Tracking down corner cutters

An inspection crackdown over the past decade has crashed the party of attempted cheaters.

Cheating In Sports

Auto Racing

August 25, 2005|By Sandra McKee | Sandra McKee,SUN STAFF

If NASCAR's crew chiefs used to have a theme song, it might have been Hank Williams' "Your Cheatin' Heart." Before NASCAR inspections got serious, teams cheated their tailpipes off.

Junior Johnson called it "just being competitive."

They'd race oversized engines, underweight cars and spongy, water-soaked tires. They'd fill roll cages with lead shot, stuff tailpipes with lead bars and fill helmets with lead blocks.

Come race day, they'd switch tires, remove the weights and, as veteran driver Ken Schrader said, "It was bombs away!"

"Engines were supposed to be 358 cubic inches, and they raced 380," said 1989 Cup champion Rusty Wallace, who is retiring after this season. "Now, that's cheating. When they'd put lead shot in the roll bars and then pull a rod out to empty the weight during the race, that was cheating. When they'd put water inside the tires to make the car heavier and then change the tires after inspection, that was cheating."

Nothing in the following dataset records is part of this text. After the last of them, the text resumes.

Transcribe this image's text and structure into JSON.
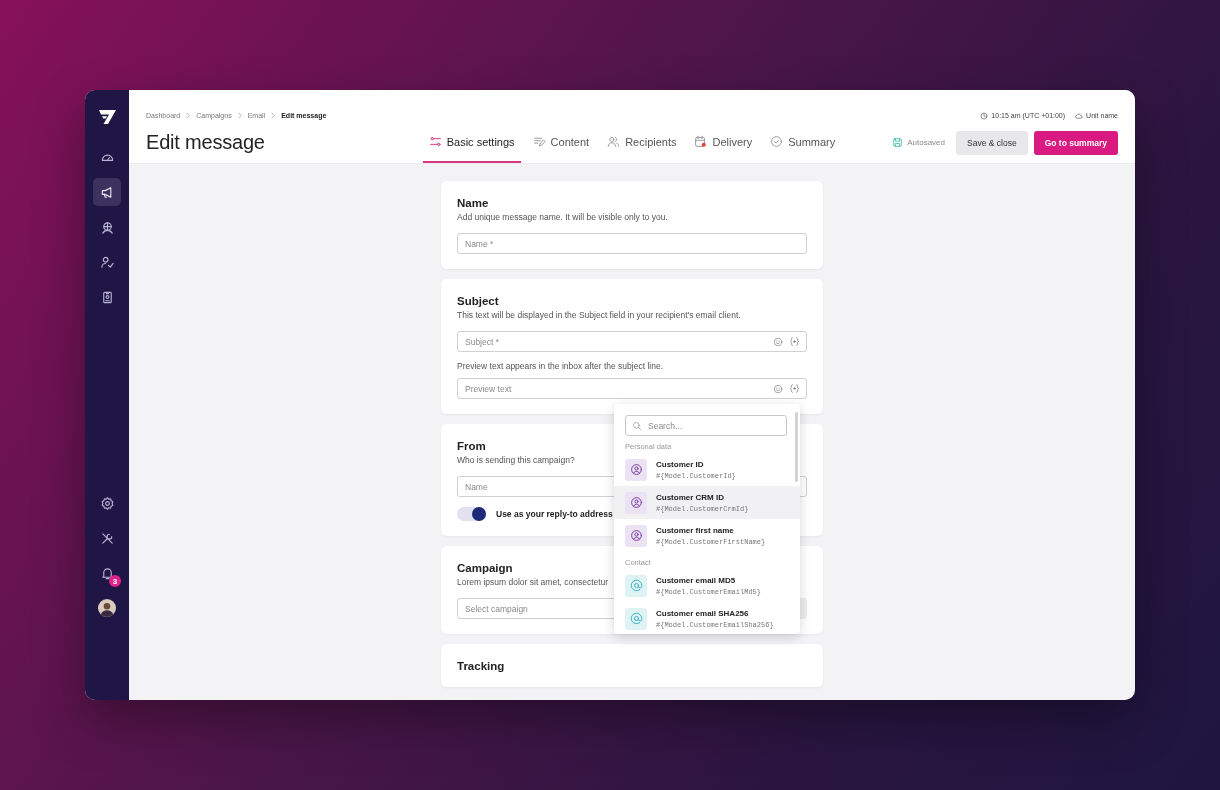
{
  "sidebar": {
    "nav_items": [
      {
        "kind": "gauge",
        "selected": false
      },
      {
        "kind": "megaphone",
        "selected": true
      },
      {
        "kind": "head",
        "selected": false
      },
      {
        "kind": "user-check",
        "selected": false
      },
      {
        "kind": "badge",
        "selected": false
      }
    ],
    "bottom_items": [
      {
        "kind": "settings"
      },
      {
        "kind": "tools"
      },
      {
        "kind": "bell",
        "badge": "3"
      },
      {
        "kind": "avatar"
      }
    ]
  },
  "header": {
    "breadcrumbs": [
      "Dashboard",
      "Campaigns",
      "Email",
      "Edit message"
    ],
    "clock": "10:15 am (UTC +01:00)",
    "unit": "Unit name",
    "title": "Edit message",
    "tabs": [
      {
        "kind": "settings",
        "label": "Basic settings",
        "selected": true
      },
      {
        "kind": "content",
        "label": "Content",
        "selected": false
      },
      {
        "kind": "recipients",
        "label": "Recipients",
        "selected": false
      },
      {
        "kind": "delivery",
        "label": "Delivery",
        "selected": false
      },
      {
        "kind": "summary",
        "label": "Summary",
        "selected": false
      }
    ],
    "autosave": "Autosaved",
    "buttons": [
      {
        "kind": "secondary",
        "label": "Save & close"
      },
      {
        "kind": "primary",
        "label": "Go to summary"
      }
    ]
  },
  "cards": [
    {
      "title": "Name",
      "description": "Add unique message name. It will be visible only to you.",
      "fields": [
        {
          "kind": "plain",
          "placeholder": "Name *"
        }
      ]
    },
    {
      "title": "Subject",
      "description": "This text will be displayed in the Subject field in your recipient's email client.",
      "fields": [
        {
          "kind": "rich",
          "placeholder": "Subject *"
        },
        {
          "kind": "rich",
          "hint": "Preview text appears in the inbox after the subject line.",
          "placeholder": "Preview text"
        }
      ]
    },
    {
      "title": "From",
      "description": "Who is sending this campaign?",
      "fields": [
        {
          "kind": "plain",
          "placeholder": "Name"
        }
      ],
      "toggle": {
        "label": "Use as your reply-to address",
        "on": true
      }
    },
    {
      "title": "Campaign",
      "description": "Lorem ipsum dolor sit amet, consectetur",
      "fields": [
        {
          "kind": "select",
          "placeholder": "Select campaign"
        }
      ]
    },
    {
      "title": "Tracking"
    }
  ],
  "dropdown": {
    "search_placeholder": "Search...",
    "groups": [
      {
        "label": "Personal data",
        "items": [
          {
            "kind": "person",
            "label": "Customer ID",
            "code": "#{Model.CustomerId}",
            "selected": false
          },
          {
            "kind": "person",
            "label": "Customer CRM ID",
            "code": "#{Model.CustomerCrmId}",
            "selected": true
          },
          {
            "kind": "person",
            "label": "Customer first name",
            "code": "#{Model.CustomerFirstName}",
            "selected": false
          }
        ]
      },
      {
        "label": "Contact",
        "items": [
          {
            "kind": "contact",
            "label": "Customer email MD5",
            "code": "#{Model.CustomerEmailMd5}",
            "selected": false
          },
          {
            "kind": "contact",
            "label": "Customer email SHA256",
            "code": "#{Model.CustomerEmailSha256}",
            "selected": false
          }
        ]
      }
    ]
  }
}
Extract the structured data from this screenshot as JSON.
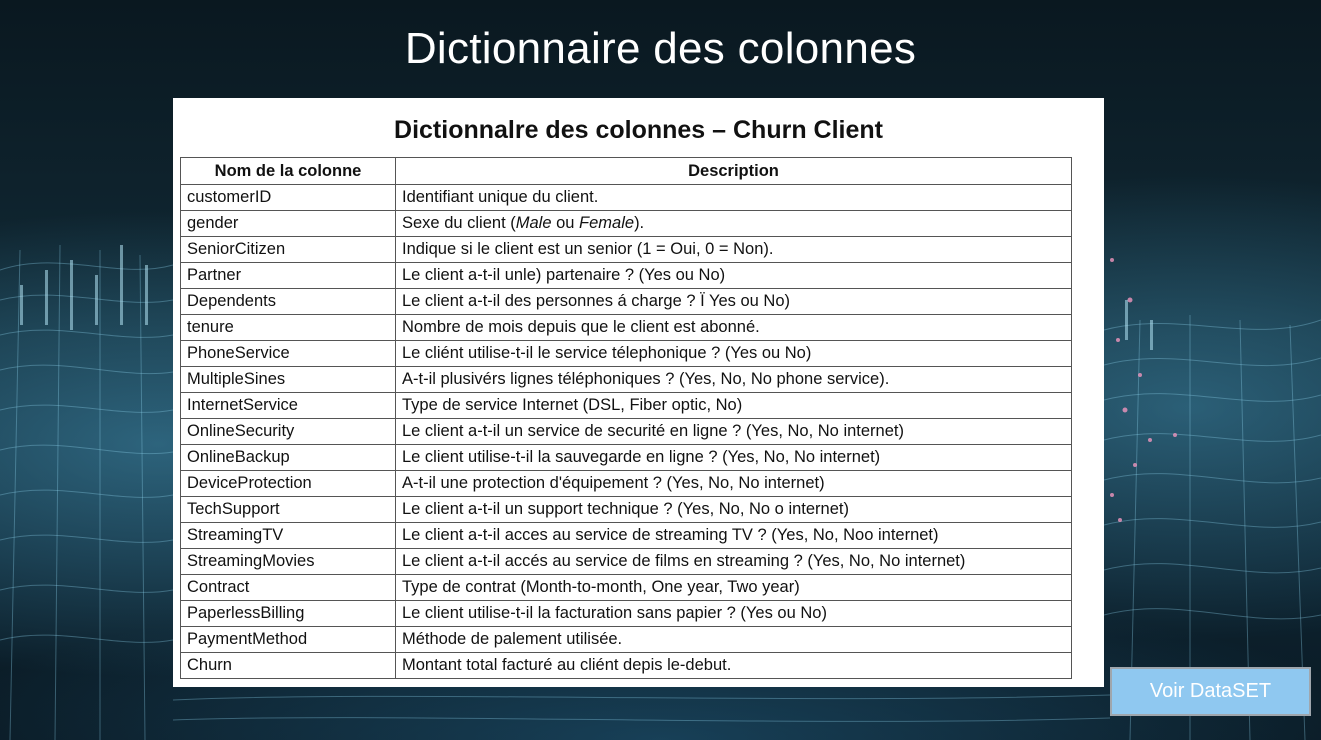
{
  "slide": {
    "title": "Dictionnaire des colonnes"
  },
  "card": {
    "title": "Dictionnalre des colonnes – Churn Client",
    "headers": [
      "Nom de la colonne",
      "Description"
    ],
    "rows": [
      {
        "name": "customerID",
        "description": "Identifiant unique du client."
      },
      {
        "name": "gender",
        "description_parts": [
          "Sexe du client (",
          "Male",
          " ou ",
          "Female",
          ")."
        ]
      },
      {
        "name": "SeniorCitizen",
        "description": "Indique si le client est un senior (1 = Oui,  0 = Non)."
      },
      {
        "name": "Partner",
        "description": "Le client a-t-il unle) partenaire ? (Yes ou No)"
      },
      {
        "name": "Dependents",
        "description": "Le client a-t-il des personnes á charge ?  Ï Yes ou No)"
      },
      {
        "name": "tenure",
        "description": "Nombre de mois depuis que le client est abonné."
      },
      {
        "name": "PhoneService",
        "description": "Le cliént utilise-t-il le service télephonique ?  (Yes ou No)"
      },
      {
        "name": "MultipleSines",
        "description": "A-t-il plusivérs lignes téléphoniques ? (Yes, No, No phone service)."
      },
      {
        "name": "InternetService",
        "description": "Type de service Internet (DSL, Fiber optic, No)"
      },
      {
        "name": "OnlineSecurity",
        "description": "Le client a-t-il un service de securité en ligne ? (Yes,  No, No internet)"
      },
      {
        "name": "OnlineBackup",
        "description": "Le client utilise-t-il la sauvegarde en ligne ? (Yes, No, No internet)"
      },
      {
        "name": "DeviceProtection",
        "description": "A-t-il une protection d'équipement ? (Yes, No, No internet)"
      },
      {
        "name": "TechSupport",
        "description": "Le client a-t-il un support technique ? (Yes, No, No o internet)"
      },
      {
        "name": "StreamingTV",
        "description": "Le client a-t-il acces au service de streaming TV ? (Yes, No, Noo internet)"
      },
      {
        "name": "StreamingMovies",
        "description": "Le client a-t-il accés au service de films en streaming ? (Yes, No, No internet)"
      },
      {
        "name": "Contract",
        "description": "Type de contrat (Month-to-month, One year, Two year)"
      },
      {
        "name": "PaperlessBilling",
        "description": "Le client utilise-t-il la facturation sans papier ? (Yes ou No)"
      },
      {
        "name": "PaymentMethod",
        "description": "Méthode de palement utilisée."
      },
      {
        "name": "Churn",
        "description": "Montant total facturé au cliént  depis le-debut."
      }
    ]
  },
  "button": {
    "label": "Voir DataSET"
  },
  "colors": {
    "background": "#0d2330",
    "button": "#8fc8f0",
    "card": "#ffffff"
  }
}
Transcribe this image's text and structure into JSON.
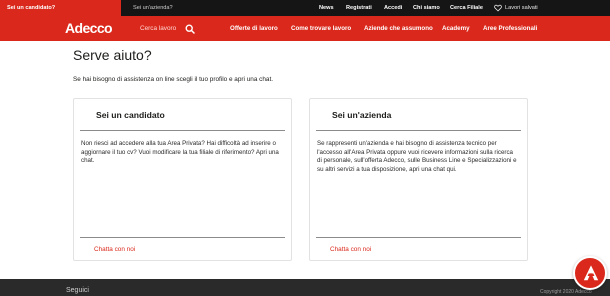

But since NASCAR started really enforcing its rules, getting tougher and tougher over the past 13 years, have teams gone straight? Did everyone suddenly develop ethics?

"That's probably an excellent question," driver Kyle Petty said with a smile. "Penalties have gotten steeper - points, money and embarrassing your sponsor. You don't want to humiliate your sponsor. I think money is probably the least of it - $50,000 isn't much in a $20 million game.

"But ethics? Penalties make you think about it. Before, you never thought to ask if the risk was worth the reward, because there was no risk. It wasn't an issue. Today, I don't think the policing of the sport is what is making a difference. I think it's the social pressures."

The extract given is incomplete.